Daraus könnte nun ein „Feldversuch“ im Westen werden, der regionale Lockerungen ermöglicht. In den "Vorarlberger Nachrichten" betonte Vorarlbergs Landeshauptmann Markus Wallner (ÖVP), dass er regionalen Spielraum brauche. Öffnungen wären aber nur mit Tests denkbar, dazu müssten laut Wallner auch die Selbsttests akzeptiert werden. Die Kapazitäten der Teststraßen würden nicht ausreichen, um die notwendige Anzahl an Tests zu bewältigen.
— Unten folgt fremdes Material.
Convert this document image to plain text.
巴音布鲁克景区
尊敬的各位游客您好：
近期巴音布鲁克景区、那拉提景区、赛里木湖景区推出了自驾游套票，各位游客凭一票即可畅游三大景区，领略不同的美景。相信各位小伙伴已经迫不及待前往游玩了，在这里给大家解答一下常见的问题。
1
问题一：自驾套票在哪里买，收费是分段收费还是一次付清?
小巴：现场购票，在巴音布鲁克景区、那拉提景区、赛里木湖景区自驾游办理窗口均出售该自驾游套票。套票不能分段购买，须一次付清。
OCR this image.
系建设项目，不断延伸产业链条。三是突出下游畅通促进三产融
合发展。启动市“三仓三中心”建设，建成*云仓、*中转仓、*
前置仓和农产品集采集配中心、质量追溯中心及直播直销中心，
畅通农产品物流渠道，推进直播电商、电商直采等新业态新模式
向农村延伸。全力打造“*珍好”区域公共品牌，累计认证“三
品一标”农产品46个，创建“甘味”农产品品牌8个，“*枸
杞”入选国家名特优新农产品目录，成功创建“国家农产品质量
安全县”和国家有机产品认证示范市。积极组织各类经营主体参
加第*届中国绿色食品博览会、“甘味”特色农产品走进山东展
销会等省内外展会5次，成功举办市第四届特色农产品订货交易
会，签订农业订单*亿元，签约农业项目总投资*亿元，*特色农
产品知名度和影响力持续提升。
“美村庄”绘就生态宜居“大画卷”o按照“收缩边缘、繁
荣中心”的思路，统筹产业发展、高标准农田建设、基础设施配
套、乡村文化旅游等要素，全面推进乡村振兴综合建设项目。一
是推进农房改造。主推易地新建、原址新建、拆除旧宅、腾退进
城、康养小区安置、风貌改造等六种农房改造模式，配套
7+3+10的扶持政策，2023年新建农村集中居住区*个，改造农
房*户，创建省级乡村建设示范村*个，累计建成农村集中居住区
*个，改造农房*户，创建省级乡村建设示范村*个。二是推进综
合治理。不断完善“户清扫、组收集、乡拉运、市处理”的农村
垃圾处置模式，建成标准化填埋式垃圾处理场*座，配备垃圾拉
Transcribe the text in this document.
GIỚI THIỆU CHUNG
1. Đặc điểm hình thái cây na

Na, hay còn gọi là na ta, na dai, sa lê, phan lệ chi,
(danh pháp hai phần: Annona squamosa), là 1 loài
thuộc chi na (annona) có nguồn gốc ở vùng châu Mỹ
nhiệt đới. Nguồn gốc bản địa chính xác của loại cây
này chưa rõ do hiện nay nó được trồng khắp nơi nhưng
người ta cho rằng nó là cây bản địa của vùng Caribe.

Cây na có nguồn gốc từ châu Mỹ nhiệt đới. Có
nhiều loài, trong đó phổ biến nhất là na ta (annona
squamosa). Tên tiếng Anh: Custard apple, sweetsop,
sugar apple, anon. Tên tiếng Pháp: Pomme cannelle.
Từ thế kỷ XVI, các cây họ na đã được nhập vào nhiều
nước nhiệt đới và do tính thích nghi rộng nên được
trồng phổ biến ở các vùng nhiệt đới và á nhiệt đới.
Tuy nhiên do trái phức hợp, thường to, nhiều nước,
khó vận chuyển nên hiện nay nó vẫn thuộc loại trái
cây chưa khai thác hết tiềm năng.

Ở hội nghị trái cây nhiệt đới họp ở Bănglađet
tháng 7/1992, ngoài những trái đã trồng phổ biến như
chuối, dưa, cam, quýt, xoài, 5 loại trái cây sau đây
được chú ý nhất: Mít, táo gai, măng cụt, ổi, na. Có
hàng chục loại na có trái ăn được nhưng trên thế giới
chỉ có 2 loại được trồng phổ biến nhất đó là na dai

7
Im Osten löst der Plan weniger Freude aus. Johanna Mikl-Leitner (ÖVP) meinte bei einer Pressekonferenz am Montag: "Wenn man über Lockerungen oder vorsichtige Öffnungen nachdenkt, braucht es eine einheitlich bundesweite Strategie." Ähnlich sieht das Bildungsminister Heinz Faßmann (ÖVP), in der selben Pressekonferenz auf regionale Öffnungen von Hochschulen angesprochen. Er würde "eher" einheitliche Regelungen bevorzugen: "Weil sich das Infektionsgeschehen ja auch verändert und dann ist einmal Kärnten dran, dann vielleicht das Burgenland."

Was man aus Schladming gelernt hat

Neben dem schwierigen politischen Interessensausgleich haben die regionalen Öffnungen haben aber noch einen anderen Haken: „Je kleiner die Einheit, desto größer sind die Ausweichbewegungen“, sagt ein Mitglied der Corona-Kommission: Das habe man gesehen, als etwa im Oktober des Vorjahres Salzburg seien Sperrstunde auf 22.00 Uhr vorverlegte, und sich daraufhin ein Party-Tourismus nach Schladming entwickelte, wo die Lokale länger offen hatten.

Die Empfehlung lautet daher: Wenn regionale Maßnahmen kommen, dann nicht auf Gemeindeebene, sondern gleich für ein ganzes Bundesland.